Le Cirque Blanc had an awning that reminded Gregor of the ones on Manhattan apartment buildings, and a doorman who reminded him of Manhattan apartment buildings, too. The doorman wore a uniform and a cap, like a chauffeur. What really bothered Gregor about “celebrities” was that they reminded him, so much, of the serial killers he had spent the last half of his career chasing. The Ted Bundys, the Jeffrey Dahmers, the John Wayne Gacys, all had that hard streak of vanity and that desperation, as if in some way they weren’t really alive unless other people said they were. When the Bureau had first been putting together the composite psychological profile that later became the basis for the entire Behavioral Sciences Unit, Gregor had wanted to put that in, but none of them could think of a way to phrase it so that somebody who had never encountered it could understand it. Gregor had always thought that the most obvious case of it had been—still was—Charles Manson, a man who lived entirely by the effect he had on other people, so much so that he hadn’t even had to do his own serial killing. It was an open question as to whether or not that quirk of personality, and the charisma that went with it, had survived all the years in prison. Gregor made it a point to watch Manson’s parole hearings when they were shown on Court TV, but it was hard to tell. He was cleaned up now, and subdued, but that could be for the benefit of the parole board, which wasn’t going to release him in any case. It was too bad that monsters didn’t stay monsters in real life, that growing old meant growing weak for even the most dedicated of them. For some reason, watching a Charles Manson turn into an old man made Gregor far more aware of his own mortality than the death of someone like Princess Diana did. Maybe that was because he had never been able to think of Princess Diana as really being real.
“Mr. Demarkian,” the man on the front desk said. He was dressed in a white tie and tails, in spite of the fact that it was barely noon. The restaurant lobby and the restaurant behind him were both dark, as if nobody could eat unless it was the middle of the night. The man himself was just slightly overweight, in that smug, self-satisfied way that some people equated with high social status, even though these days, everybody who really did have high social status was bone thin.
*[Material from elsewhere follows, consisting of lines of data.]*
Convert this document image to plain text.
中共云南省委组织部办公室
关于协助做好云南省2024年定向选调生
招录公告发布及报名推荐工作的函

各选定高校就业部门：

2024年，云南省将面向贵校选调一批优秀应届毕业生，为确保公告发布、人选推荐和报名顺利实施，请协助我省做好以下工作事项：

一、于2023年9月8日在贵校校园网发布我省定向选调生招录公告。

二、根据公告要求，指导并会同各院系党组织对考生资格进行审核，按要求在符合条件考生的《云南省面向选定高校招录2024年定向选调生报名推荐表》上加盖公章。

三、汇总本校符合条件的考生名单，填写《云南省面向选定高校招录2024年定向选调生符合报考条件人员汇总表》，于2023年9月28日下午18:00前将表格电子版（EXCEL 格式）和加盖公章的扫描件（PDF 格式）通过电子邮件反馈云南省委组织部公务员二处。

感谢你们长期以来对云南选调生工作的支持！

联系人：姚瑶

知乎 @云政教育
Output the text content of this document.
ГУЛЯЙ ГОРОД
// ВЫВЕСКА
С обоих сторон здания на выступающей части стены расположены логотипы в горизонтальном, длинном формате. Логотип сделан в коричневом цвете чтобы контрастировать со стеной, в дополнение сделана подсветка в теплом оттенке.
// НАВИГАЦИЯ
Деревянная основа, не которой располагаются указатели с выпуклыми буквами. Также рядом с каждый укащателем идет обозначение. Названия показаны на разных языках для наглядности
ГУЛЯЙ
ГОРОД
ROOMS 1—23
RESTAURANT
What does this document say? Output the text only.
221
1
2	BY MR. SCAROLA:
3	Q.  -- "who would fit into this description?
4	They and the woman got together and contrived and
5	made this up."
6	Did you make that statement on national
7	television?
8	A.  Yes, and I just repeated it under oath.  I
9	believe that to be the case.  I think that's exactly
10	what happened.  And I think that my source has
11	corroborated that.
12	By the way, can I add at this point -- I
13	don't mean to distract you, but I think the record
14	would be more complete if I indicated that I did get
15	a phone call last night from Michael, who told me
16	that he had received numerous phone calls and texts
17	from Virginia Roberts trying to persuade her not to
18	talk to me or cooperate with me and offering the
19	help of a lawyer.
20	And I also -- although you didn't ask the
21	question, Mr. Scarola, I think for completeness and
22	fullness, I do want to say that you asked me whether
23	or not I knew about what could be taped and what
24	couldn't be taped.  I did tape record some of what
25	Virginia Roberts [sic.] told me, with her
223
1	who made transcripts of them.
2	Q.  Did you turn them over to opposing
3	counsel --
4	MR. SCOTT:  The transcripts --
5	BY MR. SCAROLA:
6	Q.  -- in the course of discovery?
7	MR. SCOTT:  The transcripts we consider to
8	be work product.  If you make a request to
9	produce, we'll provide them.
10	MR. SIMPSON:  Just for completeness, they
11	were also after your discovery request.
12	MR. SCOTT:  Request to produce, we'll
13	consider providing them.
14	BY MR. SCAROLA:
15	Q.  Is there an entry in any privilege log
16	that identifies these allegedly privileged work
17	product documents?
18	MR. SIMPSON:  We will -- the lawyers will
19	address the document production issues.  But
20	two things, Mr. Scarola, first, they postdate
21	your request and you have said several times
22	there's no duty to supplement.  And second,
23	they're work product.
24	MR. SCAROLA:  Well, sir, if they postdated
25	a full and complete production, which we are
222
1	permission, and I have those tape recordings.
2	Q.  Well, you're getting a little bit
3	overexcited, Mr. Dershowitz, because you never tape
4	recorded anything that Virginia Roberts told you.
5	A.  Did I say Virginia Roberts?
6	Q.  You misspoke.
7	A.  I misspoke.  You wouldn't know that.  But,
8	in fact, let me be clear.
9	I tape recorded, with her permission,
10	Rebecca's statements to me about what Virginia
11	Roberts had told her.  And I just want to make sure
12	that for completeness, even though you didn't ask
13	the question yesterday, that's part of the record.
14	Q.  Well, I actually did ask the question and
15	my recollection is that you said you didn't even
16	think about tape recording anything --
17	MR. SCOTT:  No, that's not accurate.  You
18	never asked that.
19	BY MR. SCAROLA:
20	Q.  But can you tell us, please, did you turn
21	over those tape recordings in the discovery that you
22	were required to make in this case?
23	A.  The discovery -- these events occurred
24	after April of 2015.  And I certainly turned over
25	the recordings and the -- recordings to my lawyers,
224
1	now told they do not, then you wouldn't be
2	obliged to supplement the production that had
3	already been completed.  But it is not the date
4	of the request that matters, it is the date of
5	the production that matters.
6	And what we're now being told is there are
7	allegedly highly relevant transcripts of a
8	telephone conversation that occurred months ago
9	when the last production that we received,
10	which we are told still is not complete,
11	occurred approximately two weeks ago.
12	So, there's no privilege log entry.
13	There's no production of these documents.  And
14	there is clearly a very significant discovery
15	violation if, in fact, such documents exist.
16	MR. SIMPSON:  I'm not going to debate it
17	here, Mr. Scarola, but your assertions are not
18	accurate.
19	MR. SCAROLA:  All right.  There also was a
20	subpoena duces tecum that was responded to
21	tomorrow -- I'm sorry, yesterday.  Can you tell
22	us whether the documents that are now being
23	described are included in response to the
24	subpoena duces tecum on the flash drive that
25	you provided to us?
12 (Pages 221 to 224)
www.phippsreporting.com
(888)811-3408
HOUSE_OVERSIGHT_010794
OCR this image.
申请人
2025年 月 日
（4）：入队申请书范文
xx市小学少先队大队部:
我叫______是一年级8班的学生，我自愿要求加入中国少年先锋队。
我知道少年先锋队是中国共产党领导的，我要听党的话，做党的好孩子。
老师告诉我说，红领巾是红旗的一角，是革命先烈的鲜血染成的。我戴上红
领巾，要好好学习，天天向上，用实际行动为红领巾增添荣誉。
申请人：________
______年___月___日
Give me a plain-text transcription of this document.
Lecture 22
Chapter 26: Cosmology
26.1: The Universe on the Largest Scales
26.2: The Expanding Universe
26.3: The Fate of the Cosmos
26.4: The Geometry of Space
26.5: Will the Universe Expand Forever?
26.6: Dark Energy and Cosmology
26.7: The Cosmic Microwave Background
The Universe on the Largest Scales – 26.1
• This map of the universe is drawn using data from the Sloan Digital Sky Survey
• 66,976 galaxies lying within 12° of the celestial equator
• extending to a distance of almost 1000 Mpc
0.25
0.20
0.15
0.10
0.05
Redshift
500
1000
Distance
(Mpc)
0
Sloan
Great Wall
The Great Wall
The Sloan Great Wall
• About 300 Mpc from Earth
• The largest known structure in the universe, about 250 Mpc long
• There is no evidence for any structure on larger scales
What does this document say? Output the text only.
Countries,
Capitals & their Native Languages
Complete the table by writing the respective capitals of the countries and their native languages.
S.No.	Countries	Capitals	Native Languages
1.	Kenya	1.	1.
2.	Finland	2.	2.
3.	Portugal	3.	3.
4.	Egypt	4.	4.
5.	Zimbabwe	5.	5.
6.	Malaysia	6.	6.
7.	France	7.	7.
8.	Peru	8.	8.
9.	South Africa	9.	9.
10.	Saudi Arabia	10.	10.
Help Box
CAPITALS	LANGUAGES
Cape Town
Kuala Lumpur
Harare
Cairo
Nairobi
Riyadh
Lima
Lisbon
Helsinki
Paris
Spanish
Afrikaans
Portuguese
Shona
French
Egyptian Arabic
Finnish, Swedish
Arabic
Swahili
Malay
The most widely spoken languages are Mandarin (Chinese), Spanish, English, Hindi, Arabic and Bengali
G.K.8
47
Gregor decided he must have been hired for effect, like a stock actor hired to play a stock character, the point being that nothing mattered except keeping the ambiance unbroken, whatever the ambiance was supposed to be.
“If you follow me, I’ll take you back myself,” the man said.
Gregor nodded toward him, half afraid to speak. That would break the ambiance soon enough. Part of him wanted to jump up and down or shout or do something equally ridiculous, because this place was so false, so uncomfortable, so strained, that even the air felt oddly synthetic. He looked from left to right as they walked through the large main dining room, empty except for two elderly women in a booth along the west wall, drinking cocktails with paper umbrellas in them. You could buy those little paper umbrellas in party stores for $6.95 a hundred.
At the back of the main dining room, the man in the tails paused and felt along the wall. The door that opened there had been papered to look as if it wasn’t a door at all, and it didn’t, unless you knew what to look for. Then the outline was painfully obvious and—like so much about this place—completely unnecessary.